MasCara, “Questo è un uomo, questo è un palazzo”: recensione e streaming
Questo è un uomo, questo è un palazzo è il nuovo album dei MasCara. Band nata in provincia di Varese, Partiti con un primo ep chiamato L’amore e la filosofia approdano nel 2012 al loro vero e proprio battesimo discografico, prodotto da Matteo Cantaluppi, Tutti Usciamo di Casa (Eclectic/Universal). Un disco dalle grandi aperture pop e orchestrali che mette subito la band sotto i riflettori.
Quasi in antitesi a questo approccio, due anni dopo il debutto sulla lunga distanza, nasce Lupi. Un disco scuro e nervoso, figlio della rabbia e della volontà di mostrare un lato più dinamico. Alla regia ancora Cantaluppi ma questa volta al mix troviamo Tommaso Colliva, che dona al suono finale un ulteriore senso di alienazione di cui la band si fa portavoce.
Quattro anni più tardi ecco i MasCara nello studio di registrazione del cantante Lucantonio e dal chitarrista Claudio Piperissa, “Il Faro” alle prese con il nuovo lavoro. La scrittura questa volta poggia su errori digitali e campionamenti, sul rompere e ricostruire. Imbastardire ciò che era puro. Rendere emotivo ciò che appare alieno.
MasCara traccia per traccia
Con il cantato un po’ pasticciato dagli effetti, Scorpioni apre il disco su toni molto tranquilli e quasi depressi. Ma è molto interessante il crescendo, soprattutto ritmico, con cui termina il brano.
C’è un forte sentimento pop che traina in avanti Carne & Pixel, ma è chiaramente immerso in una voglia di sperimentazione sonora che sporca le tracce, che inquina la melodia, che sdoppia la vista.
Si prosegue all’oscuro, con Divina-azione, pezzo quasi violento per certi strappi, salite e discese, con la voce che si alza e i suoni che si riempiono.

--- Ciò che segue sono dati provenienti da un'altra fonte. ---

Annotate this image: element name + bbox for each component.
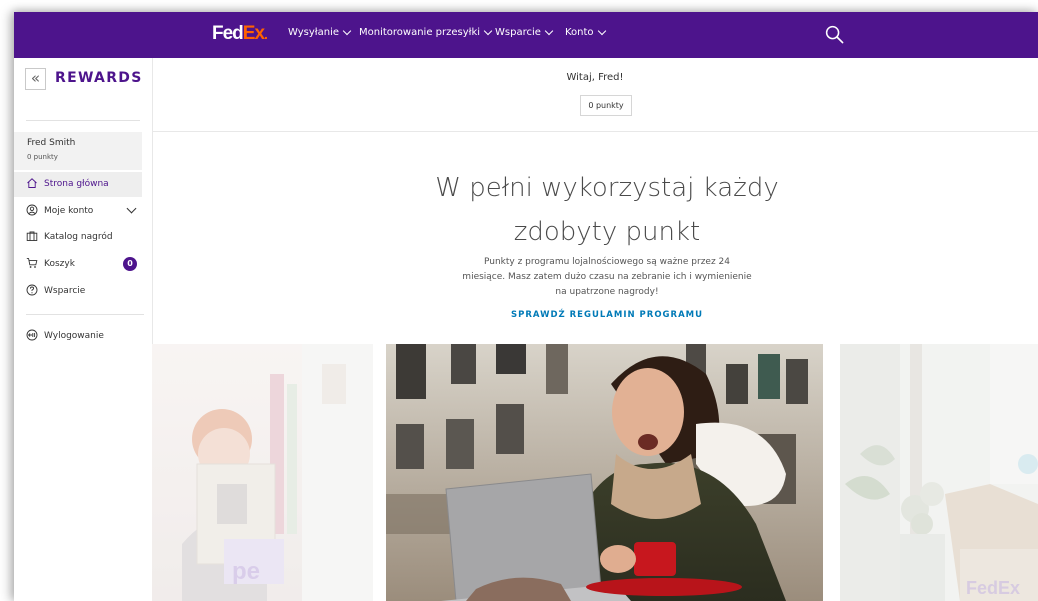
nav-support[interactable]: Wsparcie (495, 26, 554, 38)
divider (26, 120, 140, 121)
nav-tracking[interactable]: Monitorowanie przesyłki (359, 26, 493, 38)
headline-line: W pełni wykorzystaj każdy (435, 173, 779, 203)
sidebar-item-home[interactable]: Strona główna (14, 172, 142, 197)
points-balance: 0 punkty (580, 95, 632, 116)
collapse-sidebar-button[interactable]: « (25, 68, 46, 90)
sidebar-item-support[interactable]: Wsparcie (14, 279, 142, 304)
flowers-and-parcel-image: FedEx (840, 344, 1038, 601)
description-line: na upatrzone nagrody! (555, 287, 659, 297)
sidebar-item-label: Wylogowanie (44, 331, 104, 341)
browser-window: FedEx. Wysyłanie Monitorowanie przesyłki… (14, 12, 1038, 601)
sidebar-item-label: Katalog nagród (44, 232, 113, 242)
sidebar-item-label: Wsparcie (44, 286, 86, 296)
nav-shipping[interactable]: Wysyłanie (288, 26, 352, 38)
help-icon (26, 284, 38, 296)
divider (152, 131, 1038, 132)
chevron-down-icon[interactable] (126, 203, 137, 214)
sidebar-item-label: Moje konto (44, 206, 94, 216)
chevron-down-icon (544, 26, 554, 36)
divider (26, 314, 144, 315)
top-navigation-bar: FedEx. Wysyłanie Monitorowanie przesyłki… (14, 12, 1038, 58)
sidebar-title: REWARDS (55, 70, 143, 86)
svg-text:FedEx: FedEx (966, 578, 1020, 598)
program-rules-link[interactable]: SPRAWDŹ REGULAMIN PROGRAMU (390, 310, 824, 320)
nav-account-label: Konto (565, 27, 594, 38)
user-circle-icon (26, 204, 38, 216)
home-icon (27, 178, 37, 188)
description-line: miesiące. Masz zatem dużo czasu na zebra… (462, 272, 752, 282)
nav-tracking-label: Monitorowanie przesyłki (359, 27, 481, 38)
nav-shipping-label: Wysyłanie (288, 27, 339, 38)
logo-fed-text: Fed (212, 23, 244, 44)
carousel-image-left[interactable]: pe (152, 344, 373, 601)
chevron-down-icon (483, 26, 493, 36)
sidebar-item-cart[interactable]: Koszyk 0 (14, 252, 142, 277)
sidebar-item-logout[interactable]: Wylogowanie (14, 324, 142, 349)
logout-icon (26, 329, 38, 341)
user-summary: Fred Smith 0 punkty (14, 132, 142, 170)
user-points: 0 punkty (27, 153, 58, 161)
hero-headline: W pełni wykorzystaj każdy zdobyty punkt (390, 166, 824, 254)
chevron-down-icon (597, 26, 606, 36)
chevron-down-icon (342, 26, 352, 36)
sidebar-item-rewards-catalog[interactable]: Katalog nagród (14, 225, 142, 250)
logo-ex-text: Ex (242, 23, 265, 44)
woman-with-parcel-image: pe (152, 344, 373, 601)
sidebar-item-label: Strona główna (44, 179, 109, 189)
carousel-image-right[interactable]: FedEx (840, 344, 1038, 601)
headline-line: zdobyty punkt (513, 217, 701, 247)
cart-count-badge: 0 (123, 257, 137, 271)
sidebar: « REWARDS Fred Smith 0 punkty Strona głó… (14, 58, 153, 601)
search-icon[interactable] (825, 25, 844, 44)
fedex-logo[interactable]: FedEx. (212, 23, 268, 45)
sidebar-item-label: Koszyk (44, 259, 75, 269)
nav-account[interactable]: Konto (565, 26, 606, 38)
woman-with-laptop-image (386, 344, 823, 601)
hero-description: Punkty z programu lojalnościowego są waż… (440, 255, 774, 300)
carousel-image-center[interactable] (386, 344, 823, 601)
nav-support-label: Wsparcie (495, 27, 541, 38)
description-line: Punkty z programu lojalnościowego są waż… (483, 257, 730, 267)
cart-icon (26, 258, 38, 268)
sidebar-item-my-account[interactable]: Moje konto (14, 199, 142, 224)
logo-dot: . (264, 26, 268, 42)
welcome-message: Witaj, Fred! (566, 72, 624, 83)
gift-icon (26, 231, 38, 241)
user-name: Fred Smith (27, 138, 76, 148)
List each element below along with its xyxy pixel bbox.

Motherboard sceglie di parlare d’amore e di memoria, ma utilizzando un beat forte e costante, ed escursioni elettroniche che filtrano con la dance e con l’ambient, nel finale.
Molto più rock, anche se sintetico e solenne, il sentimento che anima 22+1: questa volta il cantato è per lo più pulito, mentre parla di donne, immergendosi nel racconto e anche in nuvole di suoni di forme diverse.
A dispetto del proprio titolo, Glitch ha un andamento tutto sommato rettilineo, almeno finché non entra il sax e spariglia completamente le carte.
Gospel per pionieri si appoggia su basi abbastanza moderate, almeno sulle prime, ma poi consente ai suoni di salire insieme alle emozioni.
C’è un che di misterico in tutto il disco, ma in particolare in Domino, che procede fluida e potente, con l’andamento della ballad di un tempo ma con un uso dei synth assolutamente contemporaneo.
Ritmi irregolari quelli di Heavy Soul, che parla di Photoshop e followers, poi si inerpica su altezze ulteriori, pur mantenendo un mood quasi r&b.
La chitarra si impadronisce di Shortcuts, benché anche il basso si faccia sentire con presenza quasi materiale. La chiusura è quasi tranquilla con L’arte di correre, racconto notturno che vede il ritorno del sax.
Disco notevole, il nuovo dei MasCara, che confermano ma portano più avanti esperimenti, suoni e scrittura, ottenendo un disco dai numerosissimi spunti. Ogni canzone nasconde e poi rivela idee, cambiamenti, ispirazioni. Probabilmente non un disco per tutti, ma sicuramente una delle cose più interessanti ascoltate negli ultimi tempi.